Bright light therapy works well in patients with unipolar depression, evening chronotype

03 Jul 2022
Bright light therapy works well in patients with unipolar depression, evening chronotype

The use of bright light therapy with gradual advance protocol in the adjunctive setting appears to be beneficial to patients with nonseasonal unipolar depression and evening chronotype, with a study showing that it rapidly induces remission in most patients.

A total of 93 patients (mean age 46.4 years, 80 percent female) were randomized to undergo 5 weeks of either bright white light therapy or dim red light with the same advancement protocol. All patients were followed for 5 months after treatment.

Primary efficacy endpoints were remission rate and the severity of depression.
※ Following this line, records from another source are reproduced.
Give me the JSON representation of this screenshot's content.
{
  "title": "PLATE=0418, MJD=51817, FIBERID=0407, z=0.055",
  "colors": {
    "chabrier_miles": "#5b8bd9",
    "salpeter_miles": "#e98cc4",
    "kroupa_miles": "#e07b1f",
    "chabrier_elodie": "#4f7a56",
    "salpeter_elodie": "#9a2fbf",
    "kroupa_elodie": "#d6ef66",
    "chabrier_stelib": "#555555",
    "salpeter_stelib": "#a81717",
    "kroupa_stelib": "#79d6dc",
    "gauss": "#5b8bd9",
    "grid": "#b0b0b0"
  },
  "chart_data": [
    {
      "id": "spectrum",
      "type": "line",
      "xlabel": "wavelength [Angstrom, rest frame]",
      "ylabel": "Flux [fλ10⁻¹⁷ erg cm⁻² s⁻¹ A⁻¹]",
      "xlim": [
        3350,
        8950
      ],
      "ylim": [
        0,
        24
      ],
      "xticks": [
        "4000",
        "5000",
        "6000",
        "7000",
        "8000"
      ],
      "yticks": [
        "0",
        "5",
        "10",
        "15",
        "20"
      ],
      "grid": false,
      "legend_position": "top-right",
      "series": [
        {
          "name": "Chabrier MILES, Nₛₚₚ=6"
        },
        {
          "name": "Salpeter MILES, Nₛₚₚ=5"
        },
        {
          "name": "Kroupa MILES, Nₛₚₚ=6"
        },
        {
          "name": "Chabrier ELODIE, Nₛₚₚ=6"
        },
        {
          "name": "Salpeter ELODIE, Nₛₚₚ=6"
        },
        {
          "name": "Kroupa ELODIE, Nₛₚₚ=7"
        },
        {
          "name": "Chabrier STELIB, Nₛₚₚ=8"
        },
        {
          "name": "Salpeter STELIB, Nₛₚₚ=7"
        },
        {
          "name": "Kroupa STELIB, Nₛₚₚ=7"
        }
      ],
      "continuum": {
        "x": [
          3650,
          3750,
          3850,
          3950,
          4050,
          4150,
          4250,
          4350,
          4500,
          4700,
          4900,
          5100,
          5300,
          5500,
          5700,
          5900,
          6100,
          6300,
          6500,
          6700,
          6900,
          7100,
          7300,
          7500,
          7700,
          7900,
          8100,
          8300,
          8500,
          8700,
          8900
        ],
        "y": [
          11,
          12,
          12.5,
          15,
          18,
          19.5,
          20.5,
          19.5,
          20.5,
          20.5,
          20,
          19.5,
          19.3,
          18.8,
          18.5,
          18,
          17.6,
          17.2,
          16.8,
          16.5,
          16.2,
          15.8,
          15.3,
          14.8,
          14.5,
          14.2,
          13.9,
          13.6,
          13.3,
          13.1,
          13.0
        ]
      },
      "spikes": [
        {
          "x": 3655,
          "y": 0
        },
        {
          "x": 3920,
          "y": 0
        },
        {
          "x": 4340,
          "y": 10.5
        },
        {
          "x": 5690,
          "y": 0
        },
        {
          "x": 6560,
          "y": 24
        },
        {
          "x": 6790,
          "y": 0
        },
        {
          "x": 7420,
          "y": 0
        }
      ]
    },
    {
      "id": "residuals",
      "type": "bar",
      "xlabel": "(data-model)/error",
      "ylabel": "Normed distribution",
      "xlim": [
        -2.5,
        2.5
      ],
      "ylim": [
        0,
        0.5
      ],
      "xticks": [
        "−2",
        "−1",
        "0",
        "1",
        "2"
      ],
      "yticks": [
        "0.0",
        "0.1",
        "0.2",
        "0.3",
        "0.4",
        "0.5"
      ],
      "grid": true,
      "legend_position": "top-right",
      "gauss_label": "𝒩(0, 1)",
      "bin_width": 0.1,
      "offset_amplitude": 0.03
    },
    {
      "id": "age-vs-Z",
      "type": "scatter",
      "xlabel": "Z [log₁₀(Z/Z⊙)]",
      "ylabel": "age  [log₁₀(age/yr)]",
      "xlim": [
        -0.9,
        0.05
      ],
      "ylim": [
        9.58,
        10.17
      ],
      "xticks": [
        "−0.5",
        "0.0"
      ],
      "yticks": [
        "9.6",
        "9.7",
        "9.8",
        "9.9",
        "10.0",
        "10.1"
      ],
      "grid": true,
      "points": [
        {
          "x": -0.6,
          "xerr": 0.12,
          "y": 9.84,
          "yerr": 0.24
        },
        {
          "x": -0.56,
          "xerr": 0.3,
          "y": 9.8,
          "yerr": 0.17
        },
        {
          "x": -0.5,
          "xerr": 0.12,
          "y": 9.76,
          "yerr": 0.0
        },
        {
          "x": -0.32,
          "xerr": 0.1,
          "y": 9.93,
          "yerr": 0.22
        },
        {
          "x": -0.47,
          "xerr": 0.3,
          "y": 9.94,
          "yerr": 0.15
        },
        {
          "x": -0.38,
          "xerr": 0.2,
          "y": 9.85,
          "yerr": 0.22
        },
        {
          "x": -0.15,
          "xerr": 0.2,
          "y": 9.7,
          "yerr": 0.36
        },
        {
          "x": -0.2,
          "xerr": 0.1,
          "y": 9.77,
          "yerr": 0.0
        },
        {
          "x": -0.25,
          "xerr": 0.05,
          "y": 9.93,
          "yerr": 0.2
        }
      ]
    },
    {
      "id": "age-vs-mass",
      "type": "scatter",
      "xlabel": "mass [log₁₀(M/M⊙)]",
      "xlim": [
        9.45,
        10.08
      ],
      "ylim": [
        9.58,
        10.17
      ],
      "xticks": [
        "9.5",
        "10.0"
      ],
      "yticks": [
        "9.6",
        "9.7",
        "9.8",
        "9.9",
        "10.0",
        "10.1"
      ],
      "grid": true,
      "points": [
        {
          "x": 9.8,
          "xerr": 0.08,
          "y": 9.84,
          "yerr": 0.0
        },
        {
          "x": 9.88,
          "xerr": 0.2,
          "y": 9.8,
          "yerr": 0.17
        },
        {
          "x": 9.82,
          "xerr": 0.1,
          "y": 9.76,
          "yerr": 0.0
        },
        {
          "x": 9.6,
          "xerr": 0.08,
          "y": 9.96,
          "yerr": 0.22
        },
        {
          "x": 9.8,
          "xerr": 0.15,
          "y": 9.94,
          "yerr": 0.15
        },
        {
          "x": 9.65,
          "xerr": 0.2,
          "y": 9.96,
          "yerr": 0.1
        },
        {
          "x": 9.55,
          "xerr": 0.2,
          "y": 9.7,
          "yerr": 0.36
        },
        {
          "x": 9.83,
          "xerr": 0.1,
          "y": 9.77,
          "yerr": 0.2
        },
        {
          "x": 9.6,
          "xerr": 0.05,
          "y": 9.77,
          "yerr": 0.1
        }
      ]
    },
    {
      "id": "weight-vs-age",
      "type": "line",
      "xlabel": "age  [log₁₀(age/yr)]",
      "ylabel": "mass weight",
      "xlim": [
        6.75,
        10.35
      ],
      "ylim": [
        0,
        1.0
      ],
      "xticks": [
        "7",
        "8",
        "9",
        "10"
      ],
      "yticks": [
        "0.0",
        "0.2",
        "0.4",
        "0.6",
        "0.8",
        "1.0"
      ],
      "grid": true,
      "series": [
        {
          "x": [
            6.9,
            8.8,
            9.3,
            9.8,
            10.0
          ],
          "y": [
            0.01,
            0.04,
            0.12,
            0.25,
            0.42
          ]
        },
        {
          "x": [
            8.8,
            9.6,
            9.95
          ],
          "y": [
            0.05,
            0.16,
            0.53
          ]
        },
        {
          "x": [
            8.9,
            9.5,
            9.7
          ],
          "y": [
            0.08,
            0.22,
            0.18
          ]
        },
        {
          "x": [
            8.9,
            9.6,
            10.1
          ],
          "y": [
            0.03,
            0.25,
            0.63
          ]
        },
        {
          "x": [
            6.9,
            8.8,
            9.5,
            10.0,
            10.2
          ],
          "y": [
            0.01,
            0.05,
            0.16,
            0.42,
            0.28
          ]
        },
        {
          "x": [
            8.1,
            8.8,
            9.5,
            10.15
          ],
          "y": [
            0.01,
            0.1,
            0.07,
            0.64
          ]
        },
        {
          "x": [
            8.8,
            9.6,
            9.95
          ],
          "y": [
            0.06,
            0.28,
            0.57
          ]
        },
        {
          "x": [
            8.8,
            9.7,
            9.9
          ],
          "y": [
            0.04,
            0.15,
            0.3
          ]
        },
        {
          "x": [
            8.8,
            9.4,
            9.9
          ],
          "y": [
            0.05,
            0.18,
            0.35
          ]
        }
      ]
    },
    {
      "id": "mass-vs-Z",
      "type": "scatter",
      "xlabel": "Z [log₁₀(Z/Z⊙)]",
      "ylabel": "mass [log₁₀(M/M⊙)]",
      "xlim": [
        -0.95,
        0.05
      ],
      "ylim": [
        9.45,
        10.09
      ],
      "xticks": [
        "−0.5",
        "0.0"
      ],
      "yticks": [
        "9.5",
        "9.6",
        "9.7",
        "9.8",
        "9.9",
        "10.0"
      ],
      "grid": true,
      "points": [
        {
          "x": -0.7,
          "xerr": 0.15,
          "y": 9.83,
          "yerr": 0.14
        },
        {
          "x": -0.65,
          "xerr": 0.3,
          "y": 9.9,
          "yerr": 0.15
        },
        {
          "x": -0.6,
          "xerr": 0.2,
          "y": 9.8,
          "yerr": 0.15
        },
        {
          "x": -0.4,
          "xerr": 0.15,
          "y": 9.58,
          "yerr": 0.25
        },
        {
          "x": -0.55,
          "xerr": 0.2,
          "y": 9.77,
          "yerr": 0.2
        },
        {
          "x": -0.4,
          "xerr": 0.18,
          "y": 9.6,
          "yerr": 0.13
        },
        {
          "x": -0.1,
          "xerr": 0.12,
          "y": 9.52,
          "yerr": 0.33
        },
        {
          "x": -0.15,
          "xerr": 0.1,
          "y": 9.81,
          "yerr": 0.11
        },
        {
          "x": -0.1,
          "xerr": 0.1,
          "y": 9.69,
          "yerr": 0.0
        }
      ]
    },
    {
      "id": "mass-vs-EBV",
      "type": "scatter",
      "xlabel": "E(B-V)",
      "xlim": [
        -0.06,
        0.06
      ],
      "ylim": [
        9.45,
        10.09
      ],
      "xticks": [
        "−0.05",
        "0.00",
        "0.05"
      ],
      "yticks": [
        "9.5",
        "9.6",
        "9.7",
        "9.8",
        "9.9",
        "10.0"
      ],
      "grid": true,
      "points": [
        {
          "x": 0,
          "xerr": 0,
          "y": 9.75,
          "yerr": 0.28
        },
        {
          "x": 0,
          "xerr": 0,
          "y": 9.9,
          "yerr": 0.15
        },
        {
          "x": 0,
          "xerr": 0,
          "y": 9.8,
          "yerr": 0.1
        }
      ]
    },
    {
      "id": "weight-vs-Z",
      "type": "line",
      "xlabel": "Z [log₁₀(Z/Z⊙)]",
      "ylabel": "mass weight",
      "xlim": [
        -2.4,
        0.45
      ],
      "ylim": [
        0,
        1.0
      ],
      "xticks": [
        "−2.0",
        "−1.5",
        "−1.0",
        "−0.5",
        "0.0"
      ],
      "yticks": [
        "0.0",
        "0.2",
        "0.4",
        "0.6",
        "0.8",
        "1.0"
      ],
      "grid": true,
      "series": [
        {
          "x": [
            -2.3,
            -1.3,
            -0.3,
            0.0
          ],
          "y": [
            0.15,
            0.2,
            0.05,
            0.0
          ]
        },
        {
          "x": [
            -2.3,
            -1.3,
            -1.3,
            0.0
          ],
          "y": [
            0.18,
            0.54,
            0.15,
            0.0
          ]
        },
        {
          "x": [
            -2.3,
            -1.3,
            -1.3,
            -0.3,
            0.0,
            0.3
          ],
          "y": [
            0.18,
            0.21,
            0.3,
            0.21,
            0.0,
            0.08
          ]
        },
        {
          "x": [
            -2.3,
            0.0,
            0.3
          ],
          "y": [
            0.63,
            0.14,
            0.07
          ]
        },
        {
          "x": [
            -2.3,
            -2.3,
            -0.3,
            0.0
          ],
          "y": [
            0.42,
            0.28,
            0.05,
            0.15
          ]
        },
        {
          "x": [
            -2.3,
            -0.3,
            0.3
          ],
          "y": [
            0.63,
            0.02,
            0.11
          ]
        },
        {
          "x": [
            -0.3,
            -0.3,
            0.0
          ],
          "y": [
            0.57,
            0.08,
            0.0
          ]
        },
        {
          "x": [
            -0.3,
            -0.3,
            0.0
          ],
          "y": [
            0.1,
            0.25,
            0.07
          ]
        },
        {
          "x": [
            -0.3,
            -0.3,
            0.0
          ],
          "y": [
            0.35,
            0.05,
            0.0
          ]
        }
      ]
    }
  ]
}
Researchers used Kaplan–Meier survival, Cox proportional hazard, and linear mixed models in the analyses.

The cumulative remission rate was higher with bright light therapy than with dim red light (67.4 percent vs 46.7 percent). Time to remission was also shorter among patients who received bright white light (log-rank test, p=0.024).

Cox proportional analysis showed that the probability of achieving remission was about twofold higher in the bright light therapy group than in the dim red light group (hazard ratio, 1.9, 95 percent confidence interval, 1.1–3.4; p=0.026).

Furthermore, a sensitivity analysis demonstrated that bright light therapy produced greater improvement in the 17-Hamilton Depression Score (group-by-time interaction, p=0.04) for patients who were adherent to therapy.